CE, 5 avril 2019, Société Mandataires judiciaires associés, mandataire liquidateur de la société Centre d’exportation du livre français, n° 413712, à mentionner au Recueil
Le Conseil d’État transpose sa jurisprudence « Société Eden » relative à la règle de l’économie de moyens, applicable par le juge de l’excès de pouvoir au recours de plein contentieux.
Le Conseil d’État avait jugé en matière de recours pour excès de pouvoir que, sauf dispositions législatives contraires, le juge de l’excès de pouvoir n’est en principe pas tenu, pour faire droit aux conclusions à fin d’annulation dont il est saisi, de se prononcer sur d’autres moyens que celui qu’il retient explicitement comme étant fondés (CE, Section, 21 décembre 2018, Société Eden, n° 409678, à publier au Recueil).
En l’espèce, la société requérante avait bénéficié d’aides d’État considérées comme illégales par la commission européenne. L’État avait donc émis un titre exécutoire à son encontre pour recouvrer l’aide illégalement attribuée.
La société, représentée par son mandataire, avait alors saisi le tribunal administratif de Paris de conclusions tendant non seulement à l’annulation du titre de perception émis à son encontre mais aussi à la décharge de la somme qui lui était réclamée.
Le tribunal administratif de Paris, après avoir fait droit aux conclusions à fin d’annulation du titre de perception attaqué, avait rejeté ses conclusions à fin de décharge de la somme en litige en jugeant que le motif d’annulation du titre de perception, tiré de son insuffisance de motivation, n’impliquait pas nécessairement de prononcer cette décharge.
Le jugement avait été confirmé par la cour administrative d’appel de Paris en jugeant que la tribunal avait suffisamment motivé le rejet des conclusions à fin de décharge présentées par la société requérante. La société a alors saisi le conseil d’État en cassation.
Selon le Conseil d’État, lorsque le requérant choisit de présenter, outre des conclusions tendant à l’annulation d’un titre exécutoire, des conclusions à fin de décharge de la somme correspondant à la créance de l’administration, il incombe au juge administratif d’examiner prioritairement les moyens mettant en cause le bien-fondé du titre qui seraient de nature, étant fondés, à justifier le prononcé de la décharge.

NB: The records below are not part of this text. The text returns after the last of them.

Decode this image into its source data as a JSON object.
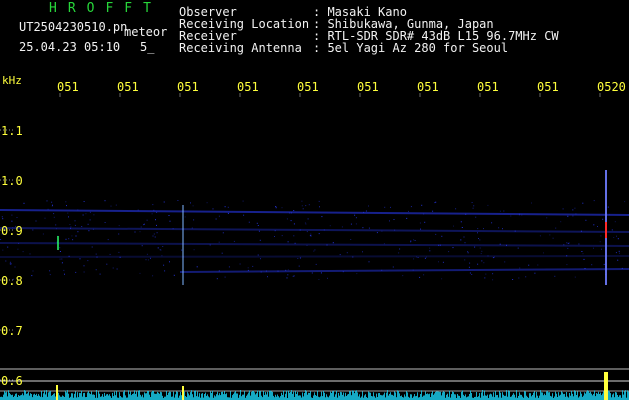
{
  "header": {
    "program": "HROFFT",
    "filename": "UT2504230510.pn",
    "meteor_label": "meteor",
    "datetime": "25.04.23 05:10",
    "count": "5_",
    "fields": [
      {
        "label": "Observer",
        "value": ": Masaki Kano"
      },
      {
        "label": "Receiving Location",
        "value": ": Shibukawa, Gunma, Japan"
      },
      {
        "label": "Receiver",
        "value": ": RTL-SDR SDR# 43dB L15 96.7MHz CW"
      },
      {
        "label": "Receiving Antenna",
        "value": ": 5el Yagi Az 280 for Seoul"
      }
    ]
  },
  "spectrogram": {
    "unit_label": "kHz",
    "time_ticks": [
      "051",
      "051",
      "051",
      "051",
      "051",
      "051",
      "051",
      "051",
      "051",
      "0520"
    ],
    "freq_ticks": [
      "1.1",
      "1.0",
      "0.9",
      "0.8",
      "0.7",
      "0.6"
    ],
    "colors": {
      "background": "#000000",
      "signal": "#2a3cff",
      "text": "#ffff3c",
      "header": "#f2f2f2",
      "title": "#27d63a",
      "noise": "#19c7e6",
      "hot": "#ff2a2a"
    }
  }
}
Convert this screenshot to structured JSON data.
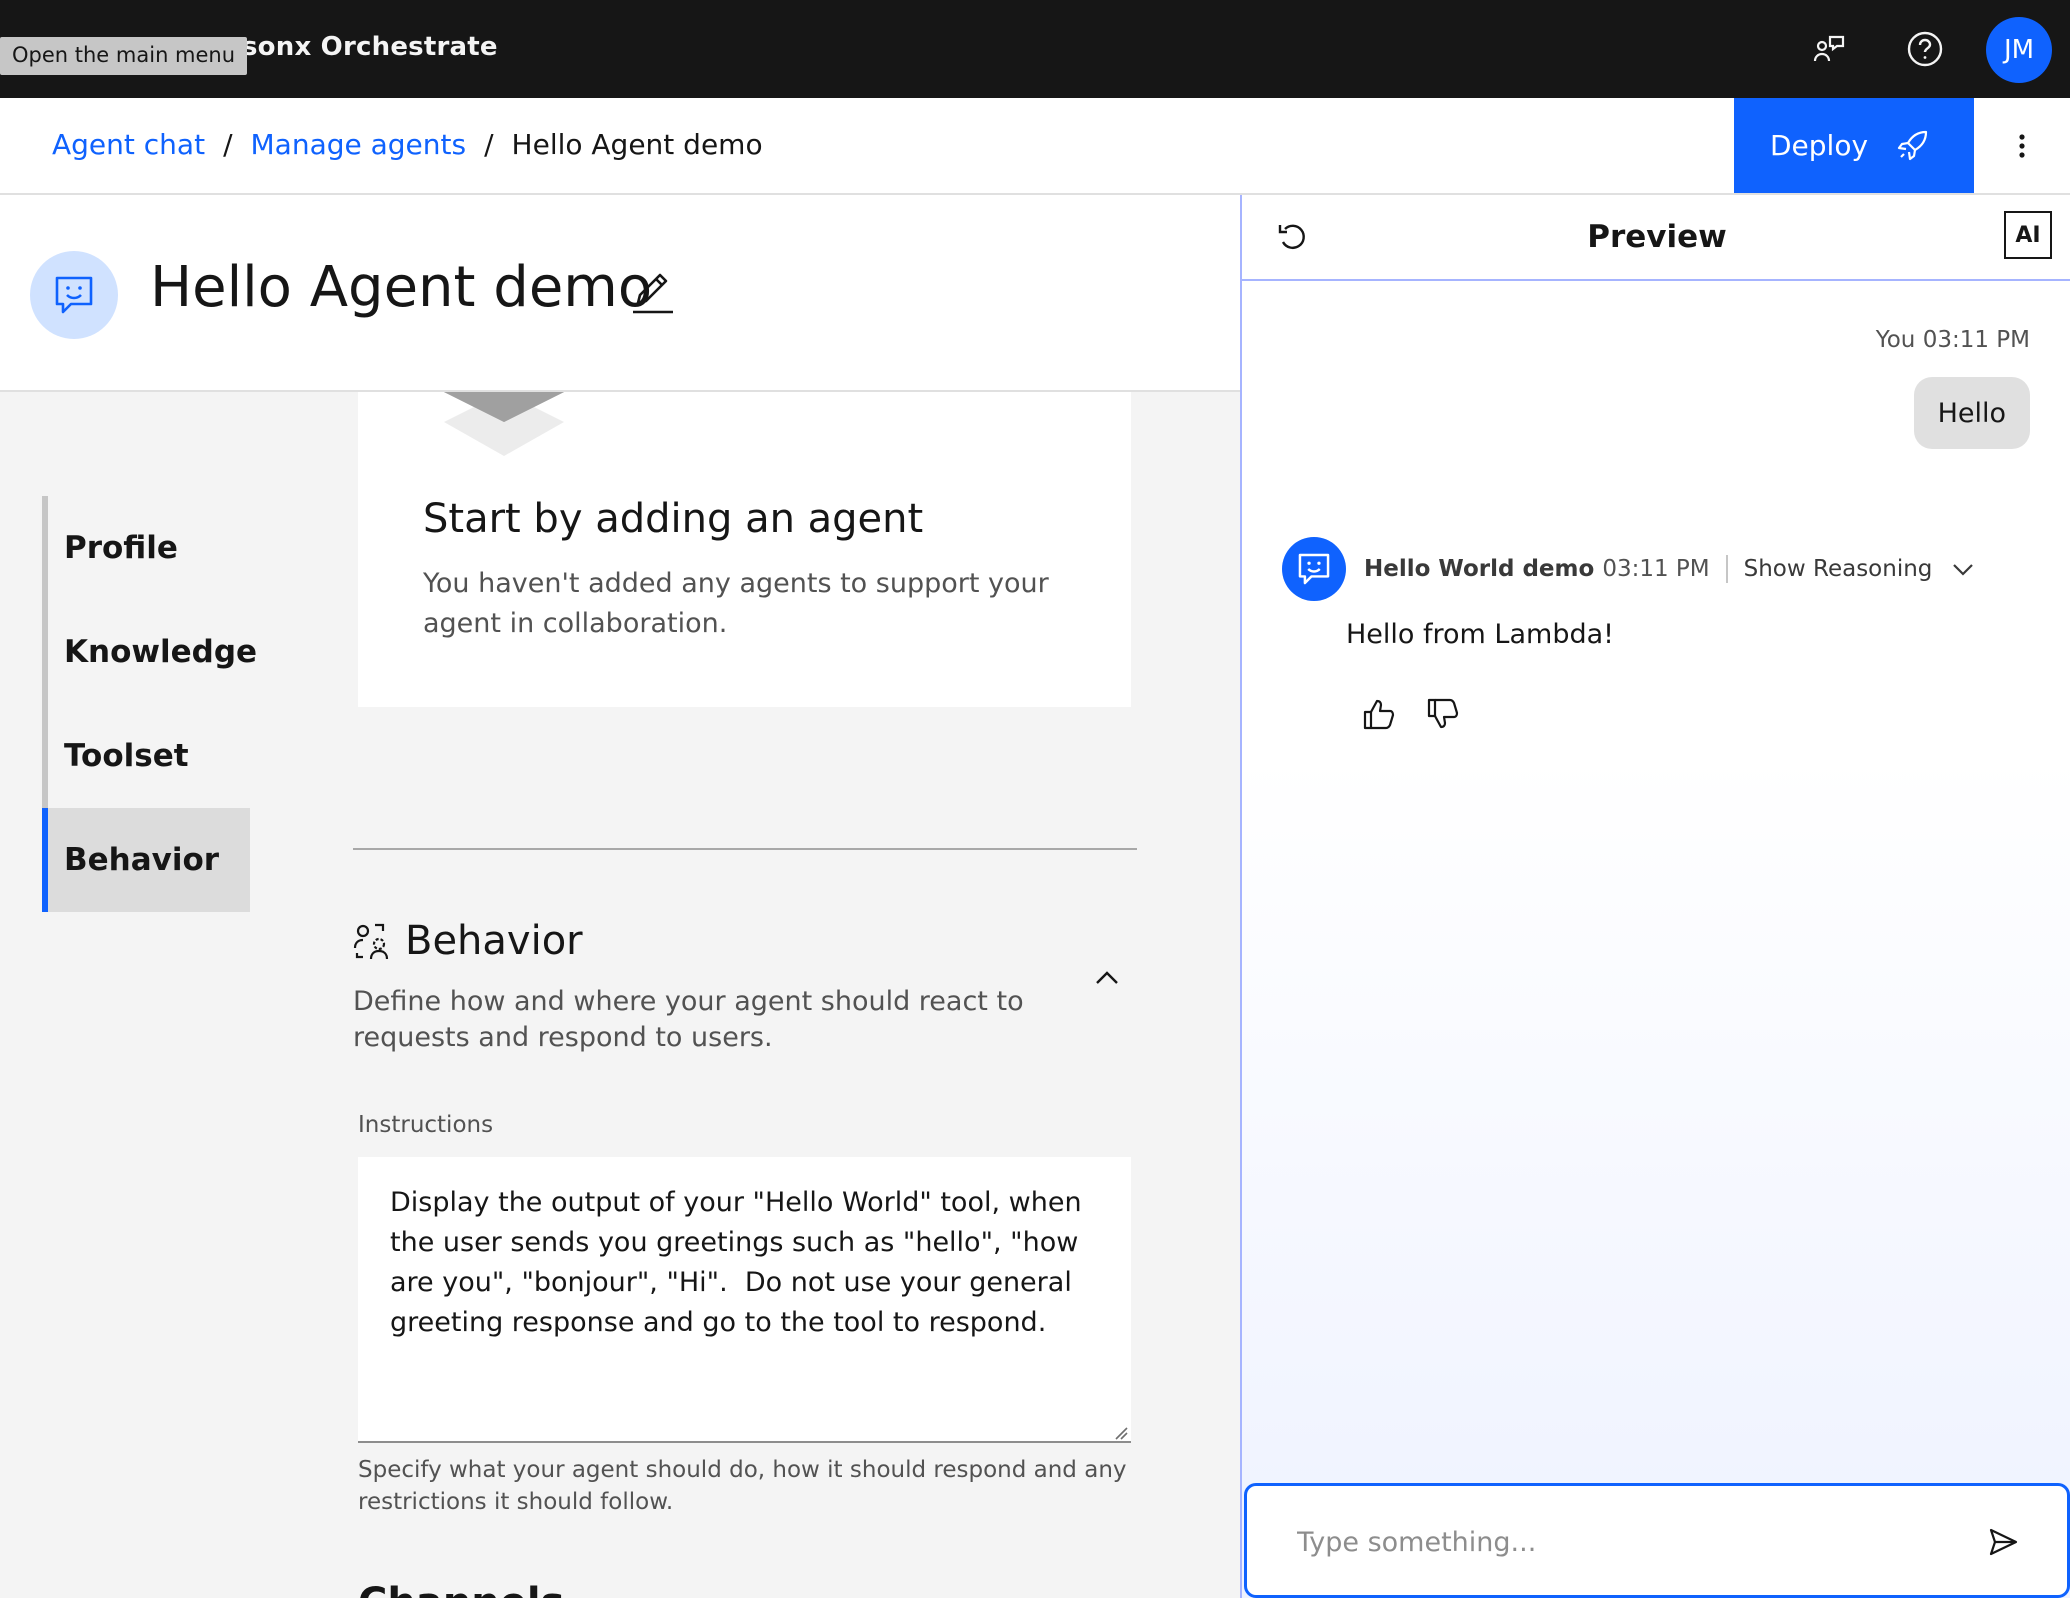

Dans le cas où il ne juge fondé aucun des moyens qui seraient de nature à justifier le prononcé de la décharge mais retient un moyen mettant en cause la régularité formelle du titre exécutoire, il n’est tenu de se prononcer explicitement que sur le moyen qu’il retient pour annuler le titre : statuant ainsi, son jugement écarte nécessairement les moyens qui assortissaient la demande de décharge de la somme litigieuse.
L’arrêt précise également que si le jugement est susceptible d’appel, le requérant est recevable à relever appel en tant que le jugement n’a pas fait droit à sa demande de décharge.
Il appartient alors au juge d’appel, statuant dans le cadre de l’effet dévolutif, de se prononcer sur les moyens, soulevés devant lui, susceptibles de conduire à faire droit à cette demande.
En l’espèce, le Conseil d’État relève qu’il ressort des énonciations du jugement du tribunal administratif de Paris qu’après avoir fait droit aux conclusions à fin d’annulation du titre de perception attaqué par la société, les juges ont rejeté ses conclusions à fin de décharge de la somme en litige en jugeant que le motif d’annulation du titre de perception, tiré de son insuffisante motivation, n’impliquait pas nécessairement de prononcer cette décharge.
En conséquence, il considère que le tribunal doit être réputé avoir nécessairement examiné et écarté l’ensemble des moyens, soulevés devant lui, relatifs au bien-fondé du titre exécutoire et que la cour administrative d’appel n’a pas commis d’erreur de droit en jugeant que les premiers juges avaient suffisamment motivé le rejet des conclusions à fin de décharge présentées par la société requérante.